From his Teatro Marsano, in more than four decades he put on wonderful and remembered works, with which many of us learned to see theater, summoning a frequent audience who knew what they were going for and who always left satisfied.
The last play that Cattone put on and directed was a funny Good Neighbors, whose ad is still on the front of the theater. Before he had a replacement, a decade later, Respira, and then he put on an endearing Vivir es formidable in which he acted with the great Carlos Gassols. He was preparing to act in El rey se muere, by Eugene Ionesco, but he could no longer because the pandemic came that put the Peruvian theater in bed ICU.
His performance that I liked the most, in which he was great and unforgettable, was El Padre, directed by Juan Carlos Fisher, on the advancement of Alzheimer’s from the patient’s perspective.
It was first performed in La Plaza de Larcomar in 2017 – the first time I had performed outside the Marsano – and one night I was invited to moderate, at the end of the performance, a discussion with the audience. I asked him if it affected or wasted him doing this complex work, and he replied that “no, I’m very professional, every night, when I finish, I go to the dressing room, urinate, change, and then eat a steak with a glass of wine” .

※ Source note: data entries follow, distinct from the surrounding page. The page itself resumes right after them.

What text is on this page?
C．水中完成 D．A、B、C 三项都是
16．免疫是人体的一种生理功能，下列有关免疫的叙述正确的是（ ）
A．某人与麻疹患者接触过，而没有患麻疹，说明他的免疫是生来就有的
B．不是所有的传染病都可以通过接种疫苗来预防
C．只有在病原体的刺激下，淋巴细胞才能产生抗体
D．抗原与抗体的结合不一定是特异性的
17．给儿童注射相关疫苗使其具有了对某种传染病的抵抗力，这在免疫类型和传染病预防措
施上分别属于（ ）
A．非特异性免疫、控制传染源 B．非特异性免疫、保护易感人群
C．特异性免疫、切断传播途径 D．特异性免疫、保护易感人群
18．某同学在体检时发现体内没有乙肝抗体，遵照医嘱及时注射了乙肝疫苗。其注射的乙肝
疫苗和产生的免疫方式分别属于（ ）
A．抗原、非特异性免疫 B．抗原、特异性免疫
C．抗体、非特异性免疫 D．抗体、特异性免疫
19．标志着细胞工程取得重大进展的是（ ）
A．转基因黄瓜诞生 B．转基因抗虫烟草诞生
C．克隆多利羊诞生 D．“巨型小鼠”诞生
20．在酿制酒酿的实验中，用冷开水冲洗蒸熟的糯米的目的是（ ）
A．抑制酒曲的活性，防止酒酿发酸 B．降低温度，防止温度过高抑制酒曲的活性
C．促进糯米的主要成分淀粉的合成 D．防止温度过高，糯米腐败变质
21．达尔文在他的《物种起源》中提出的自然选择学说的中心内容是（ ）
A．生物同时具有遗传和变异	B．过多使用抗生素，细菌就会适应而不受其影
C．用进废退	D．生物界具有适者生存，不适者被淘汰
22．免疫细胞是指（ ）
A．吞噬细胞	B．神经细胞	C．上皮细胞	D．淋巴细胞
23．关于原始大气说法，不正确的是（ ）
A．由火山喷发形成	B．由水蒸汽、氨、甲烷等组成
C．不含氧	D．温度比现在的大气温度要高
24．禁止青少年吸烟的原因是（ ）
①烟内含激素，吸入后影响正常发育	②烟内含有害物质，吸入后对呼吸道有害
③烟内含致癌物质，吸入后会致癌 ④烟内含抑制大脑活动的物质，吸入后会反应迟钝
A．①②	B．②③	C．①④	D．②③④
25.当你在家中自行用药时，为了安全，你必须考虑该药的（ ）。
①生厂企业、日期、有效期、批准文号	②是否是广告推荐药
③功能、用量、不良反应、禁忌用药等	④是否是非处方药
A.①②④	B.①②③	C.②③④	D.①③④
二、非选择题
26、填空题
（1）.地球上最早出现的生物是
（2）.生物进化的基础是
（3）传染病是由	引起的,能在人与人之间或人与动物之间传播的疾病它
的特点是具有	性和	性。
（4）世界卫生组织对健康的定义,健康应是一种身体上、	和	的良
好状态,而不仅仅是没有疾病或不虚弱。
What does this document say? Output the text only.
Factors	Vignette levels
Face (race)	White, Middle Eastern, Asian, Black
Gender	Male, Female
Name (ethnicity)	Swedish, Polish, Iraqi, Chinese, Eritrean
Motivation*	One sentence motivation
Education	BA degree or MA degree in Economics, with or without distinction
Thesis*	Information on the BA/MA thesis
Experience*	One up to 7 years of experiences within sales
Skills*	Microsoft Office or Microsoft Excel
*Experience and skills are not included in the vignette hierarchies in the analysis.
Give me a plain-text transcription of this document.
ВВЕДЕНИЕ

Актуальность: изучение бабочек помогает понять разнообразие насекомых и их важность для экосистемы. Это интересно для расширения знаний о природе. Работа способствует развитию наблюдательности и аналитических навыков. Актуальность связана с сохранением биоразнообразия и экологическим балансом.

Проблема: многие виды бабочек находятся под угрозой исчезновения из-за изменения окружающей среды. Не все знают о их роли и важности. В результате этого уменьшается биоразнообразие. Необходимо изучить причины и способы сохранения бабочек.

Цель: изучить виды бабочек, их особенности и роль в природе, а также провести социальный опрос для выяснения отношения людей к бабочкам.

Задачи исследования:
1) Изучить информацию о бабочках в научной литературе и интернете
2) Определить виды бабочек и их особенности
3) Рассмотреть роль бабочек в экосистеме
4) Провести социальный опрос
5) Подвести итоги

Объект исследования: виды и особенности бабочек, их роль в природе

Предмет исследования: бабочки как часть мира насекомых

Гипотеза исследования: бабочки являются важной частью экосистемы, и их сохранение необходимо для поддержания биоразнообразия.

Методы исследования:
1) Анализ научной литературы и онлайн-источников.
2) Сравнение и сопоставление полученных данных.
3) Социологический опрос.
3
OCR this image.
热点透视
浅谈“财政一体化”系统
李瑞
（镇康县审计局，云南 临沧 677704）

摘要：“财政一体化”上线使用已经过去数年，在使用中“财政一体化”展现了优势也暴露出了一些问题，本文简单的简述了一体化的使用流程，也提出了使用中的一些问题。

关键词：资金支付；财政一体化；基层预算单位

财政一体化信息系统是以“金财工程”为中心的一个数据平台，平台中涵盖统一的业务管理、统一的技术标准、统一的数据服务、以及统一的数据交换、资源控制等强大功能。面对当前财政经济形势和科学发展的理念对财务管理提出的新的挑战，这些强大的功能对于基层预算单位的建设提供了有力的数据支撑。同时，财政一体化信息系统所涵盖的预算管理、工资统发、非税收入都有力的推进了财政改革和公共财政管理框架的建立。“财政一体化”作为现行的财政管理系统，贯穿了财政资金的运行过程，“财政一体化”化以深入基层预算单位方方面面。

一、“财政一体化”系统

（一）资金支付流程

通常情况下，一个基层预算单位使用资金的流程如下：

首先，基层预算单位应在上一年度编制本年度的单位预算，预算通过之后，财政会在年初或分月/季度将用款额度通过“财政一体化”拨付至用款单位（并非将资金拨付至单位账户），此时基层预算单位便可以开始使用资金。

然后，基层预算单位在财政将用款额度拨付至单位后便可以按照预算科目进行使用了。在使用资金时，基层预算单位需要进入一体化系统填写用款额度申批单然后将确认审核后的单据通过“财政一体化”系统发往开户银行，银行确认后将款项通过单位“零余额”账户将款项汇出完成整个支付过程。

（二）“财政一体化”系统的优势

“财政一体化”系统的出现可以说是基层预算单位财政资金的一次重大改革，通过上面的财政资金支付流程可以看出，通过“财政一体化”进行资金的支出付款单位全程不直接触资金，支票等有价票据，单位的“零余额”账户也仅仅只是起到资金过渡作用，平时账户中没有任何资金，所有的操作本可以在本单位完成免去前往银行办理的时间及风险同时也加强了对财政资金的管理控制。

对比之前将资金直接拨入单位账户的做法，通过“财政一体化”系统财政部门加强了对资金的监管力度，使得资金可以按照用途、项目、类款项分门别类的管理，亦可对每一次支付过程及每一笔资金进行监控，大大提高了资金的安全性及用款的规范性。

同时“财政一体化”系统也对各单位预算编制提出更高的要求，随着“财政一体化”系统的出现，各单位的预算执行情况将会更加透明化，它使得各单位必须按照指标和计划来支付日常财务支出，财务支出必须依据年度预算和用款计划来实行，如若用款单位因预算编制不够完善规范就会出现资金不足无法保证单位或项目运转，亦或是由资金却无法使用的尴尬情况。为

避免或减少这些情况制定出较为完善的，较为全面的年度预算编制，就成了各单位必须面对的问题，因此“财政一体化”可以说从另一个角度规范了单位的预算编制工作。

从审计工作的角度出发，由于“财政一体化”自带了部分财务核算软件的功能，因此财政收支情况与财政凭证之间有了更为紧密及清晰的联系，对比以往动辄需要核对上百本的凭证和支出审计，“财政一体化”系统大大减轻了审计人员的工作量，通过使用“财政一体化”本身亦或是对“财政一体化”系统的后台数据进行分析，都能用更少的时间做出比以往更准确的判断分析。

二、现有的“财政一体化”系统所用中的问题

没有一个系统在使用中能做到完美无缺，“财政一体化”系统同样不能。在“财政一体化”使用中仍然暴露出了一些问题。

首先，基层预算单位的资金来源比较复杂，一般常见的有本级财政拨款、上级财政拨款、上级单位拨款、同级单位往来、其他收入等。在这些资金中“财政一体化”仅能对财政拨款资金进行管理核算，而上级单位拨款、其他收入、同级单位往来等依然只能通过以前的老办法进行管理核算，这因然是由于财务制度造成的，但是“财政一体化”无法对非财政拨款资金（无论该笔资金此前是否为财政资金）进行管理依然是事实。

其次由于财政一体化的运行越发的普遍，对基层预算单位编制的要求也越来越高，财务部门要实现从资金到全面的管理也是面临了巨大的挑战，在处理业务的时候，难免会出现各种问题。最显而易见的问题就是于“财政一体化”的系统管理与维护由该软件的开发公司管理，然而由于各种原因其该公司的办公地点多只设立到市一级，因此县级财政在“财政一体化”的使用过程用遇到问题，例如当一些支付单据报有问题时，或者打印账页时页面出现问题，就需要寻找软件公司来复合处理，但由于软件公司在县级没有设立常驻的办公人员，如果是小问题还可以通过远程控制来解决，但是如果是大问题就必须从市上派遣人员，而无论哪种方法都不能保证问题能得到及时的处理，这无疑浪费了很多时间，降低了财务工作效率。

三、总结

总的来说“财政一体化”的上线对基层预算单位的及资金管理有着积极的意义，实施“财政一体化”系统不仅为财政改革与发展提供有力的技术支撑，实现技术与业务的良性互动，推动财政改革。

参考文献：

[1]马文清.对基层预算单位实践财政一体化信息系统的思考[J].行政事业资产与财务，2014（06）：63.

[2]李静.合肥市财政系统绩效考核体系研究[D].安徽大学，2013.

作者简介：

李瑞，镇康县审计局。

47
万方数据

The Father recovered in the Marsano Theater in 2019, where I found it to be even better. I mentioned this to Cattone at the Grand National Theater one night when we had a seat together in the second row to see an impressive Shakespearean Macbeth in Sardinian (Macbettu) at the 2019 Birthplace Festival. “Why? He asked me. , and I told him that it felt like I was at home. “Could be,” he told me. At the end of the play he stopped to applaud, euphoric, with the remarkable spectacle, while everyone around him looked only at him.